Lorsque mademoiselle Godeau reçut cette lettre, elle était au coin de son feu, et elle tenait à la main, en guise d’écran, un de ces bulletins qu’on imprime dans les ports, qui marquent l’entrée et la sortie des navires, et en même temps annoncent les désastres. Il ne lui était jamais arrivé, comme on peut penser, de prendre intérêt à ces sortes de choses, et elle n’avait jamais jeté les yeux sur une seule de ces feuilles.
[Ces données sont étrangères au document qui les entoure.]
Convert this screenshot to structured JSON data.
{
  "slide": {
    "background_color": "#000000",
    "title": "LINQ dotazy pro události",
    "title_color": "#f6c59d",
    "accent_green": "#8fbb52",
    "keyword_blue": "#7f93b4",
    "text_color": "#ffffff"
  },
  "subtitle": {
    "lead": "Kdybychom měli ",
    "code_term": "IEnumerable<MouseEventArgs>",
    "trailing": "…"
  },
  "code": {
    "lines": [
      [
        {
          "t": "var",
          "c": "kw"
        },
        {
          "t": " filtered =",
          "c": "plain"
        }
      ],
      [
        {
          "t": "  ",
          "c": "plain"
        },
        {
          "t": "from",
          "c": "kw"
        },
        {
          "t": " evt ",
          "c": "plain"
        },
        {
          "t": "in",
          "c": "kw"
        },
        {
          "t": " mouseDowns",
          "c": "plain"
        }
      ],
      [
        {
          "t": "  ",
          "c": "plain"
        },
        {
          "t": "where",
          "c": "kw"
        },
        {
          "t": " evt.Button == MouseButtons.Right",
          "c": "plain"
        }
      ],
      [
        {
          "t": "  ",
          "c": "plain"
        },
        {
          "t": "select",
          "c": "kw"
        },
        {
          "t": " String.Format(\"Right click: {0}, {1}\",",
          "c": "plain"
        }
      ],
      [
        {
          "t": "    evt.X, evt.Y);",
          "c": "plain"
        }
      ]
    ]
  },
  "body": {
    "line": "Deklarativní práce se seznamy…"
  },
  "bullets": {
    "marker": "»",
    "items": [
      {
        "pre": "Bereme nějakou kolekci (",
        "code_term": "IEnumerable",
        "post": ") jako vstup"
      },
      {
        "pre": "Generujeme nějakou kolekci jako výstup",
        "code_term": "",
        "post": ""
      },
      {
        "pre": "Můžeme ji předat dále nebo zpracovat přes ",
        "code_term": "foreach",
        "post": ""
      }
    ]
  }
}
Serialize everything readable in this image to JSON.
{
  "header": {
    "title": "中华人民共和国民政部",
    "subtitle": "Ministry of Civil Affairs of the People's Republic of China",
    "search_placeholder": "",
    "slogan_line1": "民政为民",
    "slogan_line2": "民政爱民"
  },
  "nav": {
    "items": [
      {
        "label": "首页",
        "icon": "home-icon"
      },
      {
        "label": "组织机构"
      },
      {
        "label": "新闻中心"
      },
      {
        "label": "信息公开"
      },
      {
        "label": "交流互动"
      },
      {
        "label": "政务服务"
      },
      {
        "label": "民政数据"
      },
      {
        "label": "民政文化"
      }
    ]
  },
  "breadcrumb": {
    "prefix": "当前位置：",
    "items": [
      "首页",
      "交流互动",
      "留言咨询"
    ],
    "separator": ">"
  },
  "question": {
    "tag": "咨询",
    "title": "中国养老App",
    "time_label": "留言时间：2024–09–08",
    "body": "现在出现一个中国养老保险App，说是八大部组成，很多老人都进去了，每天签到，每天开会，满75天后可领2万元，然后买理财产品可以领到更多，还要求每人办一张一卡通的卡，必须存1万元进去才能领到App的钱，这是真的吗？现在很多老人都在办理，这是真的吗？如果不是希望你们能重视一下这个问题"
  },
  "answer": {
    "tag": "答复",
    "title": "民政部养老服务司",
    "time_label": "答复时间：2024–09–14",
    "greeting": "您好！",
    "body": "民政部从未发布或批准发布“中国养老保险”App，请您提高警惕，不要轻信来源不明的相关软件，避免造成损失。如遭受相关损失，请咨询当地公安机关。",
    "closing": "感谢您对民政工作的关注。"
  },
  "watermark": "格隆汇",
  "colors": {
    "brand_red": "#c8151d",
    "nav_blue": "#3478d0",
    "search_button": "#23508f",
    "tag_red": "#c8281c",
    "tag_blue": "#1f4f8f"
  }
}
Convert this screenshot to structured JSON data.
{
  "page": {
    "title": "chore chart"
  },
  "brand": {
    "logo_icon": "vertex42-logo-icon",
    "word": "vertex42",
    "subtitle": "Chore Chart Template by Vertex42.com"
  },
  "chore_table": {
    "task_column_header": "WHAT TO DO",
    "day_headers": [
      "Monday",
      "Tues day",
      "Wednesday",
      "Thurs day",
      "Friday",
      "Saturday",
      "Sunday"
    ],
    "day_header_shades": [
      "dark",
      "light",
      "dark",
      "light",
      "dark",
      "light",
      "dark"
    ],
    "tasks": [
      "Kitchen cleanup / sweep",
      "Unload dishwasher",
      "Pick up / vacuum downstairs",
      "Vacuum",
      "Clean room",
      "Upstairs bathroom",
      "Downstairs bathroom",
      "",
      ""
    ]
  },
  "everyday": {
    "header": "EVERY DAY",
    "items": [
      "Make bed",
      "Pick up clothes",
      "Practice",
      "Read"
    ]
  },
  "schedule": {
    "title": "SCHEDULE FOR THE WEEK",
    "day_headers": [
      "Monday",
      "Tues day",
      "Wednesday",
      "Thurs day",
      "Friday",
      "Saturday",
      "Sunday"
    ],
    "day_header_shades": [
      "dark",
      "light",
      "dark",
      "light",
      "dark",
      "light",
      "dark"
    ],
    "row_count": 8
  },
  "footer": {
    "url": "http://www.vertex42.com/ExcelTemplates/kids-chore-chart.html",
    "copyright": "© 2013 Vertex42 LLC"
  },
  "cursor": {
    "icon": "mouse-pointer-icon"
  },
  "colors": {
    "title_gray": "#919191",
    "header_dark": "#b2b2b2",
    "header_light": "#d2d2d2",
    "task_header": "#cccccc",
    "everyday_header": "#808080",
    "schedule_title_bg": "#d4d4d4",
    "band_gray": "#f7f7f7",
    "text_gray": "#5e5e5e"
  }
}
La lettre de Croisilles fut cause qu’elle lut le bulletin qu’elle tenait ; le premier mot qui frappa ses yeux fut précisément le nom de la Fleurette ; le navire avait échoué sur les côtes de France dans la nuit même qui avait suivi son départ. L’équipage s’était sauvé à grand’peine, mais toutes les marchandises avaient été perdues.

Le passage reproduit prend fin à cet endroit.